The Steyr MPi 69 (Maschinen Pistole 1969) was an Austrian submachine gun designed by Hugo Stowasser in the 1960s and produced by Steyr-Daimler-Puch from 1969 to 1990.


The MPi 69 appeared in 1969 for military export and commercial sale, marketed as simply the "Steyr Submachine Gun". The weapon was originally delivered as standard armament on the SK-105 Kürassier light tank, but was reassigned to the Jagdkommando some time after. In 1981, a modified variant known as the MPi 81 was introduced; it was discontinued in 1990 when the Steyr TMP was introduced.[1]

Design DetailsEdit

The MPi 69 is an Uzi-styled submachine gun feeding from 25- or 32-round detachable box magazines inserted into the grip. The MPi 69 is unique that the charging handle of the weapon also acts as the front sling attachment point, so the weapon can be charged by simply yanking the weapon away from them, provided a sling is attached. The later MPi 81 however ditches this feature entirely, instead opting for a normal side-mounted charging handle instead.[2]

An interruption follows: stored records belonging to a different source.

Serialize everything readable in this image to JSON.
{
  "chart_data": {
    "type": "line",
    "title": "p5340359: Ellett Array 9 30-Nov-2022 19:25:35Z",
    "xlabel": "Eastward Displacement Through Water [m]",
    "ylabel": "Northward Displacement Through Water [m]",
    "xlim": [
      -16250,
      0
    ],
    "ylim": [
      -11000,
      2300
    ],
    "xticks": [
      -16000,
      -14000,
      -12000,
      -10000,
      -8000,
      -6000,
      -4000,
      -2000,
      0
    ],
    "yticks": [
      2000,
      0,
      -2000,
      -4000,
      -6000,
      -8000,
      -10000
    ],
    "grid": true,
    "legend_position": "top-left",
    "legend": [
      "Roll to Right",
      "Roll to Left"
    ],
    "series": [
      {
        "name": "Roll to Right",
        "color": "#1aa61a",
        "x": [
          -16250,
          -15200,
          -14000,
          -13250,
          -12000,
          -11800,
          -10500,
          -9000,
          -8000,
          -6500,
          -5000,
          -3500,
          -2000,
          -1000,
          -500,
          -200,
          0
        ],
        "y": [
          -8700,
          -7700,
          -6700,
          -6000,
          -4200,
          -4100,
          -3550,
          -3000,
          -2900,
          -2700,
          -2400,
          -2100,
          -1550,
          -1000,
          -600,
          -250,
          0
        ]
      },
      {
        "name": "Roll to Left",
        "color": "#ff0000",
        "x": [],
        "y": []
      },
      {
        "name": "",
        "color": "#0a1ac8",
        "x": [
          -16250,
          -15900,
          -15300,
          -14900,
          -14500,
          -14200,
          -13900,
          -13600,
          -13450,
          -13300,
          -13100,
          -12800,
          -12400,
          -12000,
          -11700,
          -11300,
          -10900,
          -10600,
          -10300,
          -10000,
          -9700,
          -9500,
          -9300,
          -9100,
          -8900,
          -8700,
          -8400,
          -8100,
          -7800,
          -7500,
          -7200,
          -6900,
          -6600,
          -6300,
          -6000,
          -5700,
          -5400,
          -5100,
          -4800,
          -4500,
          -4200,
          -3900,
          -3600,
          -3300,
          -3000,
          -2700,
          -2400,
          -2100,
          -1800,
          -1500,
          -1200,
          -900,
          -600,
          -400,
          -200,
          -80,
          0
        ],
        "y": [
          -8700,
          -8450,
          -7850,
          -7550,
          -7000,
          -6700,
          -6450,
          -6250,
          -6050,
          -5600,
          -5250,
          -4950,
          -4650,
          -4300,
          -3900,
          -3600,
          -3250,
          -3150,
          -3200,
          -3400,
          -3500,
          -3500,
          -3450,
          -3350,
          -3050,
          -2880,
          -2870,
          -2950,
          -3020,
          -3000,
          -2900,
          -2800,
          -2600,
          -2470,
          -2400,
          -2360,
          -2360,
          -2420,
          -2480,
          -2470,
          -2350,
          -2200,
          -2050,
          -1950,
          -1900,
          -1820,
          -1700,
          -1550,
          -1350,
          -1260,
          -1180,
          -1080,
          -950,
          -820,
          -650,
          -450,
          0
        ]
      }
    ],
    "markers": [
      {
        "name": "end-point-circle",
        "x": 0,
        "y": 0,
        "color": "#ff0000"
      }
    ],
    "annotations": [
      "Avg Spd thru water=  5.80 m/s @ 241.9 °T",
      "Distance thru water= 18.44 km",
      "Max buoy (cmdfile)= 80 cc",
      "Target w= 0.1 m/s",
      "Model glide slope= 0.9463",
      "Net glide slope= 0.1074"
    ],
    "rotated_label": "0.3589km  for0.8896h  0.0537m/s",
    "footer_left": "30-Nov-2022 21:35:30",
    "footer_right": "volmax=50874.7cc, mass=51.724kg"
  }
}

The weapon's receiver is made of bent and welded sheet steel and is carried in a steel frame unit with a molded nylon covering. The weapon itself has a wraparound bolt similar to that of an Uzi. A bracket is mounted on the top of the charging handle, which ensures that the charging handle can only be moved when the attached sling is held at a right-hand angle to that of the receiver. A crossbolt safety is also present which also acts as the fire selector; the weapon is noted as having a two-stage trigger similar to that on the Steyr AUG.[3]


MPi 81

Modernized variant with side-mounted charging handle.

A port firing version is also said to exist. It is said to be fitted with a longer barrel and the Swarovski optic from a Steyr AUG.[4]